Computer security is shit

ha ha ha ha

/me cries

Oracle really has announced they are killing the Java browser plugin though.

So y’all ready for DROWN hysteria?

I honestly like the custom of assigning cutesy names to exploits. So much easier than trying to remember a CVE number or something! Still, it seems like it’s just a matter of time before we get one named OMIGODWEREALLGONNADIE.

I haven’t finished reading the paper yet, but so far it looks like if you’ve already got SSLv2 turned off on your systems (like you obviously should have) this drown vulnerability is a non-event.

Most browsers, for example, don’t even support SSLv2 or only support if you explicitly go turn it on (like a dumbass).

The problem seems to have resulted from people saying “I don’t have to bother turning off SSLv2 in the server, it’s already turned off in the browser”.

But I’ve been turning it off in the servers for a coon’s age. You’d think FIPS would be a stock item on the server security checklist at this point… but… well… see the title of this thread…

It’s weird that there are still are servers out there running SSLv2 (or at least the DROWN people make that claim). It’s had known weaknesses for a decade or so, and is among of the first things to turn off when you’re setting up https.

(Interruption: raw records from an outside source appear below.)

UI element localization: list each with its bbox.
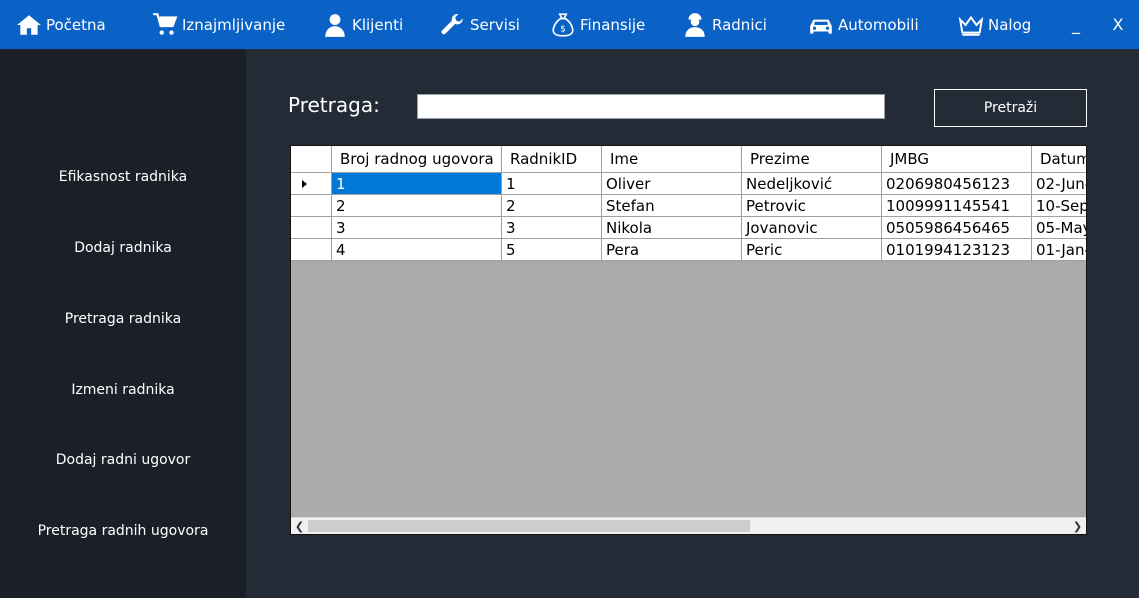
table-cell[interactable]: Peric [742,239,882,261]
car-icon [810,19,832,34]
money-bag-icon: $ [552,12,574,37]
nav-item-nalog[interactable]: Nalog [958,0,1031,49]
top-nav-bar: Početna Iznajmljivanje Klijenti Servisi … [0,0,1139,49]
nav-item-label: Radnici [712,15,767,34]
nav-item-label: Automobili [838,15,919,34]
table-cell[interactable]: 02-Jun- [1032,173,1086,195]
table-cell[interactable]: Nedeljković [742,173,882,195]
search-label: Pretraga: [288,93,380,117]
row-header[interactable] [291,239,332,261]
sidebar-item-dodaj-radnika[interactable]: Dodaj radnika [0,240,246,256]
search-input[interactable] [417,94,885,119]
table-cell[interactable]: 1 [332,173,502,195]
nav-item-label: Nalog [988,15,1032,34]
cart-icon [153,12,178,35]
nav-item-label: Finansije [580,15,646,34]
minimize-button[interactable]: _ [1064,0,1088,49]
user-icon [325,13,345,37]
sidebar-item-efikasnost-radnika[interactable]: Efikasnost radnika [0,169,246,185]
worker-icon [685,12,705,37]
table-cell[interactable]: 2 [332,195,502,217]
nav-item-automobili[interactable]: Automobili [808,0,919,49]
grid-corner-header[interactable] [291,146,332,173]
table-cell[interactable]: 0101994123123 [882,239,1032,261]
nav-item-label: Servisi [470,15,520,34]
home-icon [17,14,41,35]
sidebar-item-dodaj-radni-ugovor[interactable]: Dodaj radni ugovor [0,452,246,468]
table-cell[interactable]: Petrovic [742,195,882,217]
nav-item-radnici[interactable]: Radnici [682,0,767,49]
table-cell[interactable]: Oliver [602,173,742,195]
sidebar: Efikasnost radnika Dodaj radnika Pretrag… [0,49,246,598]
table-cell[interactable]: 2 [502,195,602,217]
column-header-jmbg[interactable]: JMBG [882,146,1032,173]
table-cell[interactable]: 0505986456465 [882,217,1032,239]
table-cell[interactable]: 5 [502,239,602,261]
table-cell[interactable]: 01-Jan- [1032,239,1086,261]
nav-item-pocetna[interactable]: Početna [16,0,106,49]
table-cell[interactable]: 1009991145541 [882,195,1032,217]
table-cell[interactable]: 4 [332,239,502,261]
scroll-right-arrow-icon[interactable]: ❯ [1069,518,1086,534]
table-cell[interactable]: 05-May [1032,217,1086,239]
table-cell[interactable]: 3 [332,217,502,239]
sidebar-item-izmeni-radnika[interactable]: Izmeni radnika [0,382,246,398]
column-header-radnikid[interactable]: RadnikID [502,146,602,173]
sidebar-item-pretraga-radnih-ugovora[interactable]: Pretraga radnih ugovora [0,523,246,539]
nav-item-finansije[interactable]: $ Finansije [550,0,645,49]
row-header[interactable] [291,217,332,239]
wrench-icon [441,13,463,34]
svg-text:$: $ [560,24,566,34]
horizontal-scrollbar[interactable]: ❮ ❯ [291,517,1086,534]
table-cell[interactable]: 10-Sep- [1032,195,1086,217]
column-header-prezime[interactable]: Prezime [742,146,882,173]
nav-item-label: Klijenti [352,15,404,34]
nav-item-klijenti[interactable]: Klijenti [322,0,403,49]
table-cell[interactable]: Pera [602,239,742,261]
nav-item-label: Iznajmljivanje [182,15,286,34]
crown-icon [958,15,984,36]
nav-item-label: Početna [46,15,106,34]
table-cell[interactable]: Stefan [602,195,742,217]
row-header[interactable] [291,195,332,217]
nav-item-servisi[interactable]: Servisi [440,0,520,49]
data-grid[interactable]: Broj radnog ugovora RadnikID Ime Prezime… [290,145,1087,535]
table-cell[interactable]: 0206980456123 [882,173,1032,195]
table-cell[interactable]: Jovanovic [742,217,882,239]
close-button[interactable]: X [1106,0,1130,49]
table-cell[interactable]: 3 [502,217,602,239]
scroll-left-arrow-icon[interactable]: ❮ [291,518,308,534]
table-cell[interactable]: 1 [502,173,602,195]
column-header-ime[interactable]: Ime [602,146,742,173]
scrollbar-thumb[interactable] [308,520,750,532]
column-header-broj-radnog-ugovora[interactable]: Broj radnog ugovora [332,146,502,173]
table-cell[interactable]: Nikola [602,217,742,239]
row-header[interactable] [291,173,332,195]
search-button[interactable]: Pretraži [934,89,1087,127]
sidebar-item-pretraga-radnika[interactable]: Pretraga radnika [0,311,246,327]
nav-item-iznajmljivanje[interactable]: Iznajmljivanje [152,0,285,49]
current-row-arrow-icon [302,179,307,188]
column-header-datum[interactable]: Datum [1032,146,1086,173]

In other computer security is shit fun… we are updating to Rational 8 right now. IT STILL REQUIRES AN ACCOUNT WITH LOCAL ADMIN ACCESS (and this is a domain account so it can talk to the license server and of course we can’t have one for each user) to run the license broker so you can get license tokens. WTFF? (I just had to walk over to a desk and type in the password on a users machine as they were installing a non standard component that wanted that typed in again) Also it isn’t smart card aware (well technically the fat client is cause it uses your cached login credentials). I have been using chip+pin log in for 10+ fucking years and IBM can’t figure out how to integrate that with the windows clients already? It is still ‘in the next version’ but also the next version is where they are pushing everyone to the Eclipse/Web Client which even if you have stored windows credentialss on your machine you have to enter a userid/password and no way to insert a smart badge if you need a separate login.

Head>Desk.

Well who thought this was a good idea?

http://krebsonsecurity.com/2016/03/spammers-abusing-trust-in-us-gov-domains/

The kind of people willing to work for government pay?

This topic was automatically closed after 373 days. New replies are no longer allowed.